Defendant was convicted on his plea of guilty of criminal sexual conduct in the third degree, MCL 750.520d; MSA 28.788(4). The sole issue raised on appeal is whether defendant is entitled to credit against his 10- to 15-year prison sentence for time spent in prison in Pennsylvania while awaiting extradition to Michigan for this charge.

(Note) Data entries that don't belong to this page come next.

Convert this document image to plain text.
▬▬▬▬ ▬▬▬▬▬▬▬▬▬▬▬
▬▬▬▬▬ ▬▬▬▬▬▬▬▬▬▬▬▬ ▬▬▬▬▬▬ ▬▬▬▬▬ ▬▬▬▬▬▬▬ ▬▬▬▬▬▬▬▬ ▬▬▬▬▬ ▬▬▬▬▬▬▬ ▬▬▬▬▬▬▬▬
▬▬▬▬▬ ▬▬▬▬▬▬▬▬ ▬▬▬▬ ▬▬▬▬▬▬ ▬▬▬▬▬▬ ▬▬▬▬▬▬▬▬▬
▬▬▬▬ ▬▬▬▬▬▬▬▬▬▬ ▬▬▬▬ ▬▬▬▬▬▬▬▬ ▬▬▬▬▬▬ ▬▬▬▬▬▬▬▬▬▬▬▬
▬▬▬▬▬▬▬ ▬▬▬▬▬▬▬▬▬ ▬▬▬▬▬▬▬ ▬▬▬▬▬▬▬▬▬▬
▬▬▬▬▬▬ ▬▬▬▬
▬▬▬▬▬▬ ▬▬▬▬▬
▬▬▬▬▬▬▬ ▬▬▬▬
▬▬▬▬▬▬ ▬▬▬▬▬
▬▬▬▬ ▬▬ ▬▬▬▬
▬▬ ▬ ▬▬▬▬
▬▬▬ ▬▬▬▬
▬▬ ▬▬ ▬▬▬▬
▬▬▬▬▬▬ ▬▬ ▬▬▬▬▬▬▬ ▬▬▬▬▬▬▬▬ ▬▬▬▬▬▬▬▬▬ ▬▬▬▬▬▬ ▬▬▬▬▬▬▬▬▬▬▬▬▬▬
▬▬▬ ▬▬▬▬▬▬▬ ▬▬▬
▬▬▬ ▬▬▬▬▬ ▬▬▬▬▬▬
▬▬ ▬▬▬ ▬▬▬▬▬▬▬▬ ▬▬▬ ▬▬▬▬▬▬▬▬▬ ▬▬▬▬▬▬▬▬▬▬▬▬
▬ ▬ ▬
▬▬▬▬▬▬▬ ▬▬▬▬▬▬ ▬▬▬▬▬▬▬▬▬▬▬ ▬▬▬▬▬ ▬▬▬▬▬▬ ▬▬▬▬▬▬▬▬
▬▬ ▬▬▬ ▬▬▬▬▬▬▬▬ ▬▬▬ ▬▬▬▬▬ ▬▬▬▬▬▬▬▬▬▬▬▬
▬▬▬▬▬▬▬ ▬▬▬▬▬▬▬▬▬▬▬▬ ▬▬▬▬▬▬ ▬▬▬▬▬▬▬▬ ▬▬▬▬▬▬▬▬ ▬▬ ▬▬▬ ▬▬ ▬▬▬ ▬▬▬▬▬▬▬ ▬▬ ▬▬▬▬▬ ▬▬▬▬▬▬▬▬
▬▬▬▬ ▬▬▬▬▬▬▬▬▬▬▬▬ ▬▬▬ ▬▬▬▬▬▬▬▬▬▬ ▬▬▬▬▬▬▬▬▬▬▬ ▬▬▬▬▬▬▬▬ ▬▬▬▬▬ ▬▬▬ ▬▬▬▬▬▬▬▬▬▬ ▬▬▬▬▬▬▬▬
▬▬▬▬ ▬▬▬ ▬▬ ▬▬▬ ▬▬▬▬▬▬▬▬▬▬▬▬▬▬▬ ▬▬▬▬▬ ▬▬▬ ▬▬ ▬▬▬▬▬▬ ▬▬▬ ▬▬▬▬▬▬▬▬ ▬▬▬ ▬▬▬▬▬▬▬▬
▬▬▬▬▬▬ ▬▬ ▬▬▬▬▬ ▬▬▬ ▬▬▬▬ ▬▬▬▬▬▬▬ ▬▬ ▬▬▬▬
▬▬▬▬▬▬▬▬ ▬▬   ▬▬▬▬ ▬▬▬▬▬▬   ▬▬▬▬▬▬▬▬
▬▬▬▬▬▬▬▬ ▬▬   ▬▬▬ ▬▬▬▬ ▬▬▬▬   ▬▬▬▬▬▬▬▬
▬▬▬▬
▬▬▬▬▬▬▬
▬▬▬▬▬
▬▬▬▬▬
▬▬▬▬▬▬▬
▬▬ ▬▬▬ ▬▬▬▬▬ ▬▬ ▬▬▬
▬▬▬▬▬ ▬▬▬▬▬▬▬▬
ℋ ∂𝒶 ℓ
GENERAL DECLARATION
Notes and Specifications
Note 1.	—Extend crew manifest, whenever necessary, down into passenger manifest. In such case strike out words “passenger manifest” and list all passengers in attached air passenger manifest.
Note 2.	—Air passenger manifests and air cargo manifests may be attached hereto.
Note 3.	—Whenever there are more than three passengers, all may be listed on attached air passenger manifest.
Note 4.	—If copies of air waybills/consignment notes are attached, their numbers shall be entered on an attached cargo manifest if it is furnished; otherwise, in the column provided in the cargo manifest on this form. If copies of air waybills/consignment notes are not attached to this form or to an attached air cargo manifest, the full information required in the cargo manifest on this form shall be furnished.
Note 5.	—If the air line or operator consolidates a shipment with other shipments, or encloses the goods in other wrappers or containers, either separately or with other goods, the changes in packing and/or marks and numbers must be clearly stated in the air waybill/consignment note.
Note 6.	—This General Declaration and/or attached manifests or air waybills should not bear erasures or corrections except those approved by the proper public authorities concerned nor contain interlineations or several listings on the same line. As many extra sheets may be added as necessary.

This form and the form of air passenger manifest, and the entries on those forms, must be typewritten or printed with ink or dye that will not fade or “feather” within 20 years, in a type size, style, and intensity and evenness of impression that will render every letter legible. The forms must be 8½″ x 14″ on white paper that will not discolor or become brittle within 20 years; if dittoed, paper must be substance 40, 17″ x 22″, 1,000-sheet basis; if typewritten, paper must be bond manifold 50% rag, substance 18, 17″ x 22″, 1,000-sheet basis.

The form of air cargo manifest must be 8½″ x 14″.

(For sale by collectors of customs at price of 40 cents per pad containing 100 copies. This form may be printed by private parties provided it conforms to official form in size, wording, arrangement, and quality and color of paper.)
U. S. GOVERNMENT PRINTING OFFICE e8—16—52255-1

We have carefully reviewed the record and briefs and hold that defendant is entitled to credit against the sentence beginning March 30, 1978, the date the detainer was filed in Pennsylvania, until October 16, 1978, when defendant was returned to Michigan. MCL 769.11b; MSA 28.1083(2). People v Gibson, 101 Mich App 205; 300 NW2d 500 (1980), People v Dorsey, 104 Mich App 528; 305 NW2d 257 (1981).

Pursuant to GCR 1963, 820.1(7), the defendant’s minimum and maximum sentences are hereby reduced by 200 days.

Affirmed as modified herein.

V. J. Brennan, J.

(dissenting). I respectfully dissent. The defendant is not entitled to credit for time spent in Pennsylvania on an unrelated charge. MCL 769.11b; MSA 28.1083(2) allows credit for time served in jail in another state while awaiting extradition, but not for time spent serving a sentence or relating to an offense committed in the other state and unrelated to the charged offense in Michigan. I would, therefore, find that the trial judge did not abuse his discretion in denying the defendant credit for the time he spent in Pennsylvania. Defendant’s plea-based conviction should be affirmed.